Goolagong Cawley has long been a mentor to Barty, and said she was “chuffed” about the dress tribute. When interviewed from her Sunshine Coast home about Barty’s win, Cawley reflected on how she knew Barty would be “our next champion” when Barty was about 13-years-old, playing at the Australian Open. After her win, Barty said that “I hope I made Evonne proud.”
Ash Barty’s win was a win for all Australian women, but was especially significant to Aboriginal communities across the continent as they celebrated this victory at the end of NAIDOC week.

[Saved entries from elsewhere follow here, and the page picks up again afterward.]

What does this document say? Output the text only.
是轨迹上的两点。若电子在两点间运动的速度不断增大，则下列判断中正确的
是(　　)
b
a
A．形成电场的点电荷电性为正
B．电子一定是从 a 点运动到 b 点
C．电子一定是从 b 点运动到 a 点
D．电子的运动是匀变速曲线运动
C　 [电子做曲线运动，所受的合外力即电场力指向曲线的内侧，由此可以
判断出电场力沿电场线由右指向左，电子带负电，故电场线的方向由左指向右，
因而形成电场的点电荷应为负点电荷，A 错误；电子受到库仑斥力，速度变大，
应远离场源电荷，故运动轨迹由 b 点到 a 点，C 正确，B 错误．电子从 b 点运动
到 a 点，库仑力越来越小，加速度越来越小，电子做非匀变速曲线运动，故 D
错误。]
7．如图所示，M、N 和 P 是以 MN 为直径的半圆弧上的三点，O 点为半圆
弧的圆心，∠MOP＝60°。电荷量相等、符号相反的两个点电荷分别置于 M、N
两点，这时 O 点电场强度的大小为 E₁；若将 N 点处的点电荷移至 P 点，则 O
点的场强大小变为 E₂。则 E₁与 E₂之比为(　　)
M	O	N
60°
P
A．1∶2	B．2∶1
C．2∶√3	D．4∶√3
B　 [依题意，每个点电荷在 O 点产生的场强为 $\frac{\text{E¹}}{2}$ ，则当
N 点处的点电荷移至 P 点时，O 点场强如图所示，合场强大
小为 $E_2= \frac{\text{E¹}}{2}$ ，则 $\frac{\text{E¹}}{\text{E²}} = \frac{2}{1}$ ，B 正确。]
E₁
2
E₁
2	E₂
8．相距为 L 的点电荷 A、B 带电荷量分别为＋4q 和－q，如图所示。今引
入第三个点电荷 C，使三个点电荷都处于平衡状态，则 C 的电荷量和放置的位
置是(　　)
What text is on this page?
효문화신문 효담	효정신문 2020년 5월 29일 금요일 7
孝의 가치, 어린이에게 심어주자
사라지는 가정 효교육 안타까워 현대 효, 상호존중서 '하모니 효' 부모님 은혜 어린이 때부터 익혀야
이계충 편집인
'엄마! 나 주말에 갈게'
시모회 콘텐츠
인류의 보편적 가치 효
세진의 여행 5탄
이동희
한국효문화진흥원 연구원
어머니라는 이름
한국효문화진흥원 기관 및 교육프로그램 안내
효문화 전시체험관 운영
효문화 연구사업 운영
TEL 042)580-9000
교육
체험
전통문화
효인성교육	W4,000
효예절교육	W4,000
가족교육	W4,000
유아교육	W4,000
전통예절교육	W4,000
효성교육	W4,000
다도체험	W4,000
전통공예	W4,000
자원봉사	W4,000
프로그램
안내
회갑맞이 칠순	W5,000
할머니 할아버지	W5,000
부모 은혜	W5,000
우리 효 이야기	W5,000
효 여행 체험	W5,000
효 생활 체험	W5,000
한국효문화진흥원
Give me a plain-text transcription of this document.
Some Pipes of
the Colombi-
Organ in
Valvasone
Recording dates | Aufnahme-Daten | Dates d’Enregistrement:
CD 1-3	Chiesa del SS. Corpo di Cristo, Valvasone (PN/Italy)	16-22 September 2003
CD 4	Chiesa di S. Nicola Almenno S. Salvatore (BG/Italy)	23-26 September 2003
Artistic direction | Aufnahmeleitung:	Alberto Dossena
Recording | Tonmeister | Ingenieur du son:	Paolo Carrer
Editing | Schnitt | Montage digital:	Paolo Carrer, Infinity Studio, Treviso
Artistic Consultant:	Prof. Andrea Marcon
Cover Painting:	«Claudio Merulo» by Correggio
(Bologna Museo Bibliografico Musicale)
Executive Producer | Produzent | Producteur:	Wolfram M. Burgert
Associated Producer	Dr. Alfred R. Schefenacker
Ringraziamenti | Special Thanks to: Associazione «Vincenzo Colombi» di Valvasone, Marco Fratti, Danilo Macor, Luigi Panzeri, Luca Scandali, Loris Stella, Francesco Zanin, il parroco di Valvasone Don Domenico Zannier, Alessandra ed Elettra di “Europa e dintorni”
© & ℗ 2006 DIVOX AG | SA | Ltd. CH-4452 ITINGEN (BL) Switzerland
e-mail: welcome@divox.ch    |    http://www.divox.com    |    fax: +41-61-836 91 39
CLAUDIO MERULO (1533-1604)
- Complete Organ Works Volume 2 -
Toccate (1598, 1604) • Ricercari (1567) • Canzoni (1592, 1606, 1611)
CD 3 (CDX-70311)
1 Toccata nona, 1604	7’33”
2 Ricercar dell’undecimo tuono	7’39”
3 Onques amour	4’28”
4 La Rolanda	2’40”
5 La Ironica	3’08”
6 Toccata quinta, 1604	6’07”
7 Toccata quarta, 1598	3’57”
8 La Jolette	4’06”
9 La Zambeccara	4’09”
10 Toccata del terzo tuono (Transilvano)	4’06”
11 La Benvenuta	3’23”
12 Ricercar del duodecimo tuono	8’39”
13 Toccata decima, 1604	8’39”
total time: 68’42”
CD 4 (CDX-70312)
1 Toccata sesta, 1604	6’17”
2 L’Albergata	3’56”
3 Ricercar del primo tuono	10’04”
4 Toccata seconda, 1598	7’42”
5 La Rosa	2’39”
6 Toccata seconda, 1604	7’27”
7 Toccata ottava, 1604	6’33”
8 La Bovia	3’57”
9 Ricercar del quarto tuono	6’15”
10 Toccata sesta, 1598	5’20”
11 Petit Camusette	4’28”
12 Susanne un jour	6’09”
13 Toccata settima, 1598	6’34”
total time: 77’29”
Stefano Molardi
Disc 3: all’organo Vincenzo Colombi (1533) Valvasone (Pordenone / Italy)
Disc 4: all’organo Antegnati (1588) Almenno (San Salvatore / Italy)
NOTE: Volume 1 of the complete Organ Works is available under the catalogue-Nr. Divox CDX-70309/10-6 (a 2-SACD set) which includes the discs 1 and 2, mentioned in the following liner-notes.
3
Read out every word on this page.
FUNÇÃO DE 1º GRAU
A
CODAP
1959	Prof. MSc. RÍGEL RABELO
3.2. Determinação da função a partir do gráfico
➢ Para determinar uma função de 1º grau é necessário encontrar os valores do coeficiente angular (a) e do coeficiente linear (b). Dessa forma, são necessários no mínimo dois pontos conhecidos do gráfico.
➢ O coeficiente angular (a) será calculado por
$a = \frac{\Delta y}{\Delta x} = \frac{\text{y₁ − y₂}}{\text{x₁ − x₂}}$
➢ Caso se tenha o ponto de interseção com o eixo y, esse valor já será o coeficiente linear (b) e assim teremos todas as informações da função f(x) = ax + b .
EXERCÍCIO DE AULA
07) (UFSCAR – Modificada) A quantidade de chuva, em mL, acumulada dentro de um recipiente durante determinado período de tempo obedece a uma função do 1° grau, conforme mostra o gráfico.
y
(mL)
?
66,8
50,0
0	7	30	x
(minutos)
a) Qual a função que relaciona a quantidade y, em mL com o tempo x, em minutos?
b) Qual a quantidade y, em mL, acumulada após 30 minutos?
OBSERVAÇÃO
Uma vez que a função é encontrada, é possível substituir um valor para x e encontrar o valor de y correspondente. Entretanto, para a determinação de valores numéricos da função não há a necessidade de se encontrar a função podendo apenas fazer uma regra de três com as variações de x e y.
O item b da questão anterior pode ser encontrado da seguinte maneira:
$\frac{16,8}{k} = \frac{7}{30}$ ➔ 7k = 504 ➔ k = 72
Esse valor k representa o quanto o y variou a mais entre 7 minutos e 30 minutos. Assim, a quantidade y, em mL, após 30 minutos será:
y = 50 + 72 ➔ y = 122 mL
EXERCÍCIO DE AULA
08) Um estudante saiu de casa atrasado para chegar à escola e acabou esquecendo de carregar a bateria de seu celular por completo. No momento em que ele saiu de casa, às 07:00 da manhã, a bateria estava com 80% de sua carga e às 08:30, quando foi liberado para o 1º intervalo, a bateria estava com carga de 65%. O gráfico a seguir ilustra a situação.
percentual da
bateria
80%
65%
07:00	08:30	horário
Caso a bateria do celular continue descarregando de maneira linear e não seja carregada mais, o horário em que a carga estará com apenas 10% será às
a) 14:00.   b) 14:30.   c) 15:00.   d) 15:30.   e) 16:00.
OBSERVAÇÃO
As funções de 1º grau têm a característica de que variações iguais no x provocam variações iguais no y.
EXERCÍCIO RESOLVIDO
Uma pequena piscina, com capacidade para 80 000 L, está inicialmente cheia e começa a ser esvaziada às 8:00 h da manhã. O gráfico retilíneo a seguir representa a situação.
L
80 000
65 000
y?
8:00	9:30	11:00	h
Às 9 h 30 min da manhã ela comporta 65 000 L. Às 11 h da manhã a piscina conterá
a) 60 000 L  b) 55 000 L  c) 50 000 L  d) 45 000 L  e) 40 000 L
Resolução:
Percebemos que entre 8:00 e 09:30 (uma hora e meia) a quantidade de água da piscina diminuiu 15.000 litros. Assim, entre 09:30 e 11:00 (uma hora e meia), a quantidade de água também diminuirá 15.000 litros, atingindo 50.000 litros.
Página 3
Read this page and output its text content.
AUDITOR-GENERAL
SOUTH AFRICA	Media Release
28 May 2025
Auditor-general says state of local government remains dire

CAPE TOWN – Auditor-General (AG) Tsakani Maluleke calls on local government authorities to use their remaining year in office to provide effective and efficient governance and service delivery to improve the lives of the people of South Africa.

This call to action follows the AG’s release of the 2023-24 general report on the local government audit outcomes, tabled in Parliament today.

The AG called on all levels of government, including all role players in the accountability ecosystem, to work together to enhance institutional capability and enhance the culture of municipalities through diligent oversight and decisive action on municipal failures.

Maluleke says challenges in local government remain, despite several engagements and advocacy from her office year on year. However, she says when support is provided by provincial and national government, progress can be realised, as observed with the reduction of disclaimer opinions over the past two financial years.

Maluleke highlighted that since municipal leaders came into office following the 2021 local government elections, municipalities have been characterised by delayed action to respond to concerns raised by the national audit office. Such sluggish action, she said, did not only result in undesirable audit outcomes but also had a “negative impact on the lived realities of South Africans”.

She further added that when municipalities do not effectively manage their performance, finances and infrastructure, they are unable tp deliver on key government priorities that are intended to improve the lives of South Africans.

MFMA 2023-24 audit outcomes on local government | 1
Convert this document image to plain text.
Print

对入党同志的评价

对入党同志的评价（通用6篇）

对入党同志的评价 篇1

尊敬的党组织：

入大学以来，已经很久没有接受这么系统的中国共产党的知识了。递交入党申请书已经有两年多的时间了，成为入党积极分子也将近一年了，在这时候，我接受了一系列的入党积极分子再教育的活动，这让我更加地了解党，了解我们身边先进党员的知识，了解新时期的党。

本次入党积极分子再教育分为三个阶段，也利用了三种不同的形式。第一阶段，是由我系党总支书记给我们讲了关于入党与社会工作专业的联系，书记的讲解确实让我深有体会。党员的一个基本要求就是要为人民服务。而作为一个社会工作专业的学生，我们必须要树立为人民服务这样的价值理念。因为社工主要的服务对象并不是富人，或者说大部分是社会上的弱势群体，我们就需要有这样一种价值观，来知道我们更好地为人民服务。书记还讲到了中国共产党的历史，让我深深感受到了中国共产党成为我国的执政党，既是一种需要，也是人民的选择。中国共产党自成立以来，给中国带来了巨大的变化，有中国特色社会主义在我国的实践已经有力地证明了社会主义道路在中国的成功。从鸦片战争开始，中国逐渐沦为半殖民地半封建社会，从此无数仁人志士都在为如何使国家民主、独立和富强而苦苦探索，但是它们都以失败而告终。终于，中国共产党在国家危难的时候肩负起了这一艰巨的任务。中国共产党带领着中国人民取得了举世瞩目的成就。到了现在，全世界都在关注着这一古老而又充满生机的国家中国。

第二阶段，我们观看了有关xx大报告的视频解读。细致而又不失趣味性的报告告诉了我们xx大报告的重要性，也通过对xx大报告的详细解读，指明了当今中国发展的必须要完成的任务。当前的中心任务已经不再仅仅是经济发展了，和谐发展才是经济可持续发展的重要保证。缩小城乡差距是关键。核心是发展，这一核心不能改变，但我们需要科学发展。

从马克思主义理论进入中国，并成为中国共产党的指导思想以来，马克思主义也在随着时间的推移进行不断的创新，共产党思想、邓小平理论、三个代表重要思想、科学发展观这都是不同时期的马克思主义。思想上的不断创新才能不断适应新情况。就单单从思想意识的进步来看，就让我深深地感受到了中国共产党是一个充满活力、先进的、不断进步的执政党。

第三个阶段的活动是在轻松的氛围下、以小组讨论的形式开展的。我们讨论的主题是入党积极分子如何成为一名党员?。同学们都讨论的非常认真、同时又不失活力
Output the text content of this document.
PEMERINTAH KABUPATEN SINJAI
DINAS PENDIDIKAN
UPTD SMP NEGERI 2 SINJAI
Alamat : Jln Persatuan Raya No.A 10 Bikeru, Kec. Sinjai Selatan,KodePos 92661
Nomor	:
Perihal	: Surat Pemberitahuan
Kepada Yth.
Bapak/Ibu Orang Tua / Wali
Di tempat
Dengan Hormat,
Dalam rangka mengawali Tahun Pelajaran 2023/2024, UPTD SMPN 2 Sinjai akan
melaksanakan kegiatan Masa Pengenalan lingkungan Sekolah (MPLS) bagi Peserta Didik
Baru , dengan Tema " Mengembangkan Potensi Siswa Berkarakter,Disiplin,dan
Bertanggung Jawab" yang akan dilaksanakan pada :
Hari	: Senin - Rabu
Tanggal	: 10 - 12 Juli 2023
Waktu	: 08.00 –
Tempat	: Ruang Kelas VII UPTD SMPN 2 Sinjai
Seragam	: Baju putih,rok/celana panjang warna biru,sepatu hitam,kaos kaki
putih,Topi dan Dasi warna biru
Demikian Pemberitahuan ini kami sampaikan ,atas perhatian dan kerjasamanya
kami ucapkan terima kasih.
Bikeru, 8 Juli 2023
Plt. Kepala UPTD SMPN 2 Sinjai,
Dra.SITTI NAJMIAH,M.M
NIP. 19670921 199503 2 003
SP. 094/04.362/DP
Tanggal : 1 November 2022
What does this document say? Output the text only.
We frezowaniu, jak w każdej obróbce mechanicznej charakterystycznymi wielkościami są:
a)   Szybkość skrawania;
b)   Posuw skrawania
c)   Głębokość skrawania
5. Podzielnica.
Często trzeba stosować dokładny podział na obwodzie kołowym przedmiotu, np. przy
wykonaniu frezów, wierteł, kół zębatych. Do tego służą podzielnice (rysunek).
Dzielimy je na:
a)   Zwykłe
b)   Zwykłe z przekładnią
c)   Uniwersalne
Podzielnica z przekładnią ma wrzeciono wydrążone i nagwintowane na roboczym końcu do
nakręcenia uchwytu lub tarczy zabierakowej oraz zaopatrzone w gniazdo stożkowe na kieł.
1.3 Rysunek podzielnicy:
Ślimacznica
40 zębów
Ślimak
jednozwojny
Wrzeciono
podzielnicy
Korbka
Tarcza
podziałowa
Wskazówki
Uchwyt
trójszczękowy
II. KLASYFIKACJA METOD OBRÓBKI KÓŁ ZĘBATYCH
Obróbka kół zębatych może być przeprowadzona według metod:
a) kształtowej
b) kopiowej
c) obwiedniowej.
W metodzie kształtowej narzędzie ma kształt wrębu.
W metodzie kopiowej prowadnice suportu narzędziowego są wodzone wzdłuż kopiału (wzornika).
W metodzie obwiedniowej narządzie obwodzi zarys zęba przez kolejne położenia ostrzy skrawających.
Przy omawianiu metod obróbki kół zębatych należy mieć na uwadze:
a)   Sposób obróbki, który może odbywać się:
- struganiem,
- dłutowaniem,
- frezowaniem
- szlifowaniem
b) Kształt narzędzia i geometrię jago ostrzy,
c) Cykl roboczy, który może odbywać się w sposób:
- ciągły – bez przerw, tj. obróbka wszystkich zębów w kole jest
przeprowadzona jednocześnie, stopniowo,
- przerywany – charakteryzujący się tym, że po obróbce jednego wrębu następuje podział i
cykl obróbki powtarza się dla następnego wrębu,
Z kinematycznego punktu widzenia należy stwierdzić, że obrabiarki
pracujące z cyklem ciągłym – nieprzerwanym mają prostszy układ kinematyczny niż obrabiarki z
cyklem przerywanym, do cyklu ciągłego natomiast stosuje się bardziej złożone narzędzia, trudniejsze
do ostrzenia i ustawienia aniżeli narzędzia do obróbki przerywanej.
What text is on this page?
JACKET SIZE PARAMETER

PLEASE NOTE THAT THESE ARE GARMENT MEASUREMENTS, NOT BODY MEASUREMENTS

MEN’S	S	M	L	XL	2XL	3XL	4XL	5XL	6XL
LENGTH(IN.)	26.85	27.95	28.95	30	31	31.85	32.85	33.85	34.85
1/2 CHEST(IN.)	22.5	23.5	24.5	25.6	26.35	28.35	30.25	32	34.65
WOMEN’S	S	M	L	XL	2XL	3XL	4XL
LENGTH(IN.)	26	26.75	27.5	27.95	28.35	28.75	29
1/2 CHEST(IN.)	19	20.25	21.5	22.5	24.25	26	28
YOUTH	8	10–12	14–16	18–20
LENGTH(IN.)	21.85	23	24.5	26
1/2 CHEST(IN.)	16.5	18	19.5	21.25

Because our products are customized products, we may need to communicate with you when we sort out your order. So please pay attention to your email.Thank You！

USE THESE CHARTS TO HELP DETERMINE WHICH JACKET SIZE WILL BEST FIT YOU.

Media critics were quick to recognise that media outlets and reports only attributed Barty the title of “Australian,” erasing Barty’s Aboriginal identity, and the close link that she shares with Goolagong Cawley. Australian Prime Minister Scott Morrison congratulated Barty in a Tweet, saying, “A great Australian champion. Australia is bursting with pride.” Little mention was made by politicians in their congratulations of the significance of Barty’s win for Aboriginal communities nation-wide.
Writer Chelsea Watego wrote of the significance of Barty’s victory in The Guardian that it was a “moment of joy – but most notably Black joy, which hits differently than the sounds of ‘Aussie pride’ we are so familiar with.”
Cathy Freeman of the Kuku Yalanji and Burri Gubba peoples of north and central Queensland respectively, tweeted saying, “We are all so very proud of you.” Many compared Barty’s emotional collapse after realising her win to the historic image of Cathy Freeman seated on the Olympic track after realising her own win, 21 years apart. Both women carried the hopes of Aboriginal countries all over Australia on their shoulders, and both women were transformed into legends.
Congratulations Ash Barty! Your win is a proud moment for our nation and demonstrates the beauty of Black excellence.